To produce milk, a cow must be kept almost continually pregnant. Her life is an unending cycle of sexual exploitation, deprivation and heartache, having calf after calf taken from her just hours after birth. The bond between a mother and her calf is strong and both mother and baby cry for days after their forced separation.
This painting came about as I was struggling to come to terms with a comment I always get at the end of talks and one that we all see posted on images or videos exposing cruelty in animal agriculture: “I’m going to keep eating animals and animal products but I don’t support abuse “. It always baffles and infuriates me because somehow the message got lost that all animals trapped in the animal agriculture industry – whether factory farm or small scale farm – endure abuse daily.

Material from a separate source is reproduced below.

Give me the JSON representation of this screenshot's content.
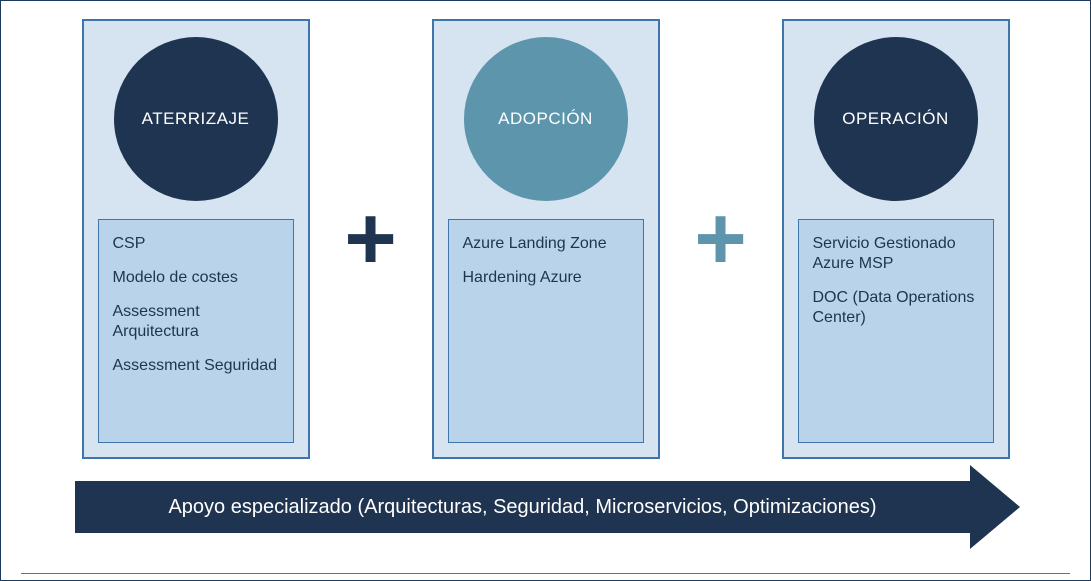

Why do we only recognize a raised fist or a kick as abuse when much more insidious, long-term devastating abuse is overlooked? The forced separation of mother and calf that the dairy industry relies on is a perfect example. We need to stop giving ourselves a cop-out. Animal agriculture is based on ripping families apart, forcing them to exist in unnatural conditions, exploiting their reproductive systems and finally, brutally taking their lives from them. We can talk about all the welfare issues we want but at its heart, animal agriculture relies on completely taking away the freedom – and lives – of animals.

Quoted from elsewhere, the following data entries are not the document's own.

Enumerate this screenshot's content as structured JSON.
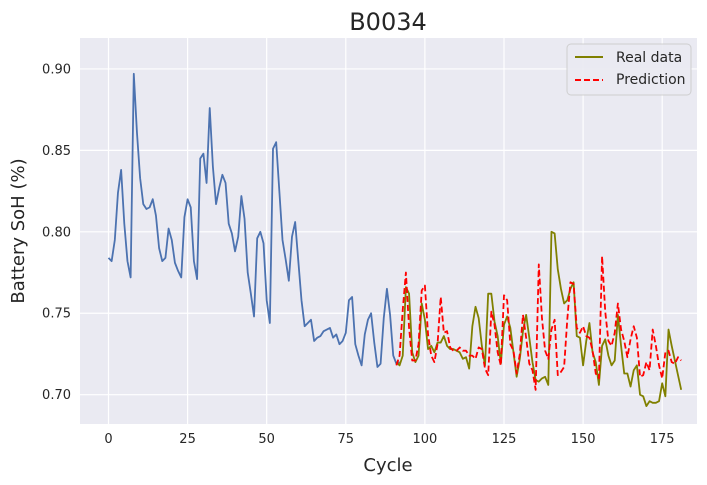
{
  "chart_data": {
    "type": "line",
    "title": "B0034",
    "xlabel": "Cycle",
    "ylabel": "Battery SoH (%)",
    "xlim": [
      -9,
      186
    ],
    "ylim": [
      0.682,
      0.919
    ],
    "xticks": [
      0,
      25,
      50,
      75,
      100,
      125,
      150,
      175
    ],
    "yticks": [
      0.7,
      0.75,
      0.8,
      0.85,
      0.9
    ],
    "ytick_labels": [
      "0.70",
      "0.75",
      "0.80",
      "0.85",
      "0.90"
    ],
    "grid": true,
    "legend_placement": "top-right",
    "colors": {
      "background": "#eaeaf2",
      "grid": "#ffffff",
      "history": "#4c72b0",
      "real": "#808000",
      "prediction": "#ff0000"
    },
    "series": [
      {
        "key": "history",
        "color": "#4c72b0",
        "dash": false,
        "x": [
          0,
          1,
          2,
          3,
          4,
          5,
          6,
          7,
          8,
          9,
          10,
          11,
          12,
          13,
          14,
          15,
          16,
          17,
          18,
          19,
          20,
          21,
          22,
          23,
          24,
          25,
          26,
          27,
          28,
          29,
          30,
          31,
          32,
          33,
          34,
          35,
          36,
          37,
          38,
          39,
          40,
          41,
          42,
          43,
          44,
          45,
          46,
          47,
          48,
          49,
          50,
          51,
          52,
          53,
          54,
          55,
          56,
          57,
          58,
          59,
          60,
          61,
          62,
          63,
          64,
          65,
          66,
          67,
          68,
          69,
          70,
          71,
          72,
          73,
          74,
          75,
          76,
          77,
          78,
          79,
          80,
          81,
          82,
          83,
          84,
          85,
          86,
          87,
          88,
          89,
          90,
          91,
          92
        ],
        "y": [
          0.784,
          0.782,
          0.795,
          0.824,
          0.838,
          0.805,
          0.782,
          0.772,
          0.897,
          0.861,
          0.833,
          0.817,
          0.814,
          0.815,
          0.82,
          0.81,
          0.79,
          0.782,
          0.784,
          0.802,
          0.795,
          0.781,
          0.776,
          0.772,
          0.809,
          0.82,
          0.815,
          0.782,
          0.771,
          0.845,
          0.848,
          0.83,
          0.876,
          0.84,
          0.817,
          0.827,
          0.835,
          0.83,
          0.805,
          0.799,
          0.788,
          0.797,
          0.822,
          0.808,
          0.775,
          0.762,
          0.748,
          0.796,
          0.8,
          0.793,
          0.758,
          0.744,
          0.851,
          0.855,
          0.825,
          0.795,
          0.783,
          0.77,
          0.797,
          0.806,
          0.782,
          0.758,
          0.742,
          0.744,
          0.746,
          0.733,
          0.735,
          0.736,
          0.739,
          0.74,
          0.741,
          0.735,
          0.737,
          0.731,
          0.733,
          0.738,
          0.758,
          0.76,
          0.731,
          0.724,
          0.718,
          0.737,
          0.746,
          0.75,
          0.732,
          0.717,
          0.719,
          0.747,
          0.765,
          0.749,
          0.724,
          0.719,
          0.72
        ]
      },
      {
        "key": "real",
        "name": "Real data",
        "color": "#808000",
        "dash": false,
        "x": [
          91,
          92,
          93,
          94,
          95,
          96,
          97,
          98,
          99,
          100,
          101,
          102,
          103,
          104,
          105,
          106,
          107,
          108,
          109,
          110,
          111,
          112,
          113,
          114,
          115,
          116,
          117,
          118,
          119,
          120,
          121,
          122,
          123,
          124,
          125,
          126,
          127,
          128,
          129,
          130,
          131,
          132,
          133,
          134,
          135,
          136,
          137,
          138,
          139,
          140,
          141,
          142,
          143,
          144,
          145,
          146,
          147,
          148,
          149,
          150,
          151,
          152,
          153,
          154,
          155,
          156,
          157,
          158,
          159,
          160,
          161,
          162,
          163,
          164,
          165,
          166,
          167,
          168,
          169,
          170,
          171,
          172,
          173,
          174,
          175,
          176,
          177,
          178,
          179,
          180,
          181
        ],
        "y": [
          0.72,
          0.718,
          0.724,
          0.766,
          0.762,
          0.726,
          0.72,
          0.724,
          0.756,
          0.746,
          0.728,
          0.73,
          0.726,
          0.732,
          0.732,
          0.736,
          0.73,
          0.728,
          0.728,
          0.727,
          0.726,
          0.722,
          0.723,
          0.716,
          0.742,
          0.754,
          0.747,
          0.73,
          0.718,
          0.762,
          0.762,
          0.745,
          0.736,
          0.719,
          0.743,
          0.748,
          0.741,
          0.726,
          0.711,
          0.722,
          0.739,
          0.749,
          0.735,
          0.72,
          0.709,
          0.708,
          0.71,
          0.711,
          0.706,
          0.8,
          0.799,
          0.777,
          0.765,
          0.756,
          0.758,
          0.765,
          0.769,
          0.736,
          0.735,
          0.718,
          0.733,
          0.744,
          0.726,
          0.72,
          0.706,
          0.73,
          0.734,
          0.724,
          0.718,
          0.721,
          0.749,
          0.73,
          0.713,
          0.713,
          0.705,
          0.715,
          0.718,
          0.7,
          0.699,
          0.693,
          0.696,
          0.695,
          0.695,
          0.696,
          0.707,
          0.699,
          0.74,
          0.73,
          0.721,
          0.712,
          0.703
        ]
      },
      {
        "key": "prediction",
        "name": "Prediction",
        "color": "#ff0000",
        "dash": true,
        "x": [
          91,
          92,
          93,
          94,
          95,
          96,
          97,
          98,
          99,
          100,
          101,
          102,
          103,
          104,
          105,
          106,
          107,
          108,
          109,
          110,
          111,
          112,
          113,
          114,
          115,
          116,
          117,
          118,
          119,
          120,
          121,
          122,
          123,
          124,
          125,
          126,
          127,
          128,
          129,
          130,
          131,
          132,
          133,
          134,
          135,
          136,
          137,
          138,
          139,
          140,
          141,
          142,
          143,
          144,
          145,
          146,
          147,
          148,
          149,
          150,
          151,
          152,
          153,
          154,
          155,
          156,
          157,
          158,
          159,
          160,
          161,
          162,
          163,
          164,
          165,
          166,
          167,
          168,
          169,
          170,
          171,
          172,
          173,
          174,
          175,
          176,
          177,
          178,
          179,
          180,
          181
        ],
        "y": [
          0.718,
          0.724,
          0.752,
          0.775,
          0.741,
          0.721,
          0.721,
          0.731,
          0.764,
          0.767,
          0.737,
          0.724,
          0.72,
          0.731,
          0.76,
          0.738,
          0.739,
          0.729,
          0.727,
          0.727,
          0.729,
          0.727,
          0.727,
          0.724,
          0.724,
          0.722,
          0.729,
          0.728,
          0.716,
          0.712,
          0.751,
          0.743,
          0.726,
          0.718,
          0.761,
          0.758,
          0.731,
          0.727,
          0.713,
          0.725,
          0.749,
          0.735,
          0.719,
          0.715,
          0.703,
          0.78,
          0.747,
          0.727,
          0.722,
          0.74,
          0.746,
          0.712,
          0.714,
          0.717,
          0.746,
          0.769,
          0.768,
          0.741,
          0.738,
          0.742,
          0.736,
          0.735,
          0.727,
          0.713,
          0.71,
          0.785,
          0.751,
          0.733,
          0.73,
          0.738,
          0.756,
          0.74,
          0.733,
          0.723,
          0.734,
          0.742,
          0.735,
          0.711,
          0.712,
          0.72,
          0.715,
          0.74,
          0.73,
          0.718,
          0.71,
          0.726,
          0.727,
          0.72,
          0.719,
          0.723,
          0.721
        ]
      }
    ]
  }
}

Originally from a small, farming community, I connected with farmed animals from an early age.
I’ve been an animal cruelty investigator for over a decade, working as the Canadian Head of Investigations for international animal advocacy organization Animals’ Angels, Canadian-based organizations Canadians for Ethical Treatment of Farmed Animals and the Canadian Horse Defense Coalition, and most recently as the Director of Investigations for Mercy For Animals Canada where I oversaw the completion and release of seven undercover investigations.

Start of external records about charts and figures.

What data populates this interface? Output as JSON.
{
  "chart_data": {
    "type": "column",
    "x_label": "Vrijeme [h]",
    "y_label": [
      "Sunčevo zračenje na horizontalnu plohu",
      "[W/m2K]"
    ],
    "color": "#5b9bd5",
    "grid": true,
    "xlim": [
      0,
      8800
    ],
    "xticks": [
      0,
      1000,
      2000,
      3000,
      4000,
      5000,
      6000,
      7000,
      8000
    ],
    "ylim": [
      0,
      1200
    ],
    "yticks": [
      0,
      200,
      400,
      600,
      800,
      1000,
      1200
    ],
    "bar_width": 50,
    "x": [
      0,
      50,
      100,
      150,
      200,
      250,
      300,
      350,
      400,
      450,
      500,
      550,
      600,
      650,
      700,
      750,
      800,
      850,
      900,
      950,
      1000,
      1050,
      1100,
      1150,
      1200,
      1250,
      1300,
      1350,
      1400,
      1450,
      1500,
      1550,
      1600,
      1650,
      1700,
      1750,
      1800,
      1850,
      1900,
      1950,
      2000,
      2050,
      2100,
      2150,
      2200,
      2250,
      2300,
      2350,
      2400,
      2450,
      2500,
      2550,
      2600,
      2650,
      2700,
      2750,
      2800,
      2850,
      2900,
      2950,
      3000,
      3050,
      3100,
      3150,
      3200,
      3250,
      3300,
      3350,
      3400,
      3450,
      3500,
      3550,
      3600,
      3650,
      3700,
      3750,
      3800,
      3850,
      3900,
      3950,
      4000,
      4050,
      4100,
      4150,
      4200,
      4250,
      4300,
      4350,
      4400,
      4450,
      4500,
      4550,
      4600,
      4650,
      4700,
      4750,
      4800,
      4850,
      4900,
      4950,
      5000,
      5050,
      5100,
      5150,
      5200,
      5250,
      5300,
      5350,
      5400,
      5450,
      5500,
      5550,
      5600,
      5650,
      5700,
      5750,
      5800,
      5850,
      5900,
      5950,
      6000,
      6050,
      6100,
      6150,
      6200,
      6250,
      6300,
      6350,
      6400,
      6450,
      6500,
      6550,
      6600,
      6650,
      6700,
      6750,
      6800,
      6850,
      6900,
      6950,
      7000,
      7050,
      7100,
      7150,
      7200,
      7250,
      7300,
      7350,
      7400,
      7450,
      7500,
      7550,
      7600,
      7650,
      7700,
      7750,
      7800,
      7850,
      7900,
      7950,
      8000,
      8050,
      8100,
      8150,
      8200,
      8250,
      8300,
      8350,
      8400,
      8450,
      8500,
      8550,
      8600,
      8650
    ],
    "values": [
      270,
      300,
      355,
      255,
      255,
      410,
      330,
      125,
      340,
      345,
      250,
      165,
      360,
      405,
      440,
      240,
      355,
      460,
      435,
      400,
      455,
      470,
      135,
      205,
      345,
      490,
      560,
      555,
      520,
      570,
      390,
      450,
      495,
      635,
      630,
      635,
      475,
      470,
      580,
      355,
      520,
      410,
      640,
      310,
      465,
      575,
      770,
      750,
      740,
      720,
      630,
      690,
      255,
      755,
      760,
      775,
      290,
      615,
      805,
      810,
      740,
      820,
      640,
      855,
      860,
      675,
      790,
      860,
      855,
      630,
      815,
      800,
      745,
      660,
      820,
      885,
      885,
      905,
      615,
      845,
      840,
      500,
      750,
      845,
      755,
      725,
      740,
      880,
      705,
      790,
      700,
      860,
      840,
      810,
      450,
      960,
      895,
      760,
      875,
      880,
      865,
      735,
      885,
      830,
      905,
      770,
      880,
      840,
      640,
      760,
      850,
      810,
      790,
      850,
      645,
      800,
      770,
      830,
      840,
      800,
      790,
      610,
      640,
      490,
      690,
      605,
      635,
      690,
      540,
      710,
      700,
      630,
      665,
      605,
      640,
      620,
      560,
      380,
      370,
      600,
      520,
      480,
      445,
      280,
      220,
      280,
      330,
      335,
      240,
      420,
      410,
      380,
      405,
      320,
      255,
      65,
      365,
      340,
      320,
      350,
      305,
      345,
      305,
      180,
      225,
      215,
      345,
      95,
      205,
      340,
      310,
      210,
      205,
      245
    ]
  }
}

I’ve been fortunate to have a good working relationship with the media who helped provide exposure of the horrors inherent in animal agriculture through investigative pieces, including No Country for Animals (Global National), Bêtes à bord (CBC Radio-Canada), No Country for Horses (CBC National), Food for Thought (CTV W5), Cruel Business (CTV W5), Behind the Barn Door (CTV W5) and These Little Piggies (CTV W5).
All of my work – investigative and artistic – seeks to challenge our basic beliefs about farmed animals and foster a sense of compassion for all animals.